TSLC1 and DAL-1 are components of the TSLC cascade, which participates in organizing the actin cytoskeleton and constructing stable cell-to-cell adhesion.(16) It is thought that disturbances in the cell adhesion system are critical factors in the growth, invasion and metastasis of cancer cells.(34) Indeed, apoptosis and inhibition of tumor cell growth can be induced by re-expression of TSLC1 in lung cancer cell lines.(35,36) Moreover, re-expression of DAL-1 also increases cellular adhesion and induces apoptosis in a breast cancer cell line.(37,38)
Recently, it was reported that the genes encoding several of the components of the TSLC cascade are inactivated in several human cancers.(13,16–23) As mutations in TSLC1 and DAL-1 are rare in human cancers, aberrant promoter methylation might be a major mechanism of silencing of these genes.(13,16–23) Aberrant promoter methylation of TSLC1 was detected in 44% of non-small cell lung cancers, 32% of prostate cancers, and 27% of pancreatic cancers, in association with loss or reduced expression.(13,17–22) In contrast, aberrant methylation of DAL-1 has also been observed in 55% of primary NSCLC, 33% of NSCLC cell lines, 9% of small cell lung cancer cell lines, and 45% of renal cell carcinomas, and this methylation was also associated with a loss of, or reduction in DAL-1 expression.(16,21–23) Although to our knowledge there are few reports of DAL-1 alterations in HCC, aberrant promoter methylation of TSLC1 has been detected in 29% of HCC.(13,17) Thus, in the present study we investigated the expression levels of Tslc1 and Dal-1 and their DNA methylation status in rat HCC, and showed reduced expression of Tslc1 due to aberrant methylation in 30% of HCC, but no changes in Dal-1 expression. It has been suggested that inactivation of one of these two genes, TSLC1 and DAL-1, might disrupt cell adhesion and links between the membrane and the cytoskeleton, resulting in gain of invasion and metastasis of cancer cells.(22) Furthermore, aberrant methylation of at least one of these two genes occurred at a statistically significant higher frequency in patients with advanced stage disease compared with patients with early stage disease.(22) Therefore, the present study suggests that alterations in the TSLC cascade might have a role in rat hepatocarcinogenesis caused by DEN. Although promoter methylation is often accompanied by complete loss of the TSLC1 expression in cancer cell lines,(13,16–18,20,22) a low amount of Tslc1 expression was observed in three HCC. It may be derived from contaminated non-cancerous tissues.

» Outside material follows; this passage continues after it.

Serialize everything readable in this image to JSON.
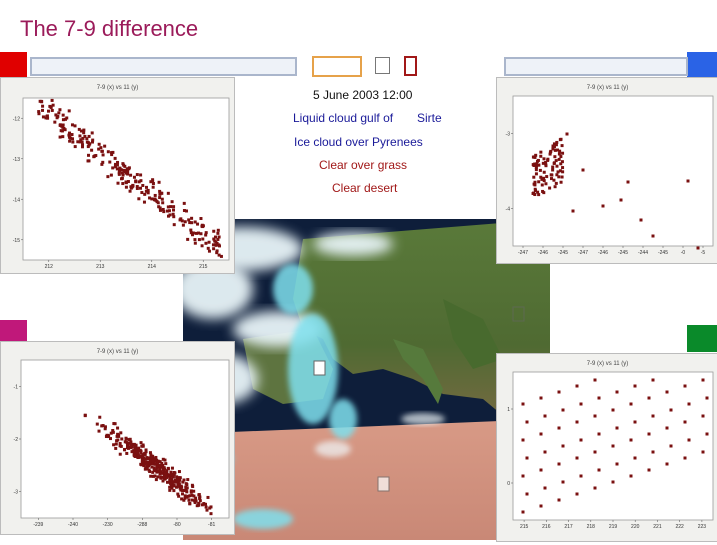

As epigenetic silencing of TSLC1 and DAL-1 are frequently detected in human lung cancers, it is suggested that alterations in the TSLC cascade are particularly important for lung carcinogenesis.(16,22) Recently, the authors reported that the expression of Tslc1 is significantly reduced in rat lung cancers induced by nitroso-compounds, and that this reduction is associated with aberrant methylation.(24) Moreover, the authors have also detected reduced expression of Dal-1 due to aberrant methylation in the same tumor series of rats.(39) By contrast, alterations of TSLC cascade genes were relatively less frequent in rat HCC than in rat lung tumors. Therefore, it seems that the biologic significance of the TSLC cascade in carcinogenesis might depend on organ and tumor type in rats as well as in humans.
It is well known that liver tumors can be induced by feeding rats a choline-deficient diet without the need for exposure to any chemical carcinogens.(40) This model has advantages for investigating the mechanisms underlying hepatocarcinogenesis due to endogenous factors.(40) So far, we have revealed the possibility that different genetic pathways underlie DEN-induced and choline-deficient diet-induced hepatocarcinogenesis in rats.(9) Therefore, to better understand the involvement of the TSLC cascade in hepatocarcinogenesis, further studies should investigate the alterations to Tslc1 and Dal-1 in rat HCC induced by a choline-deficient diet.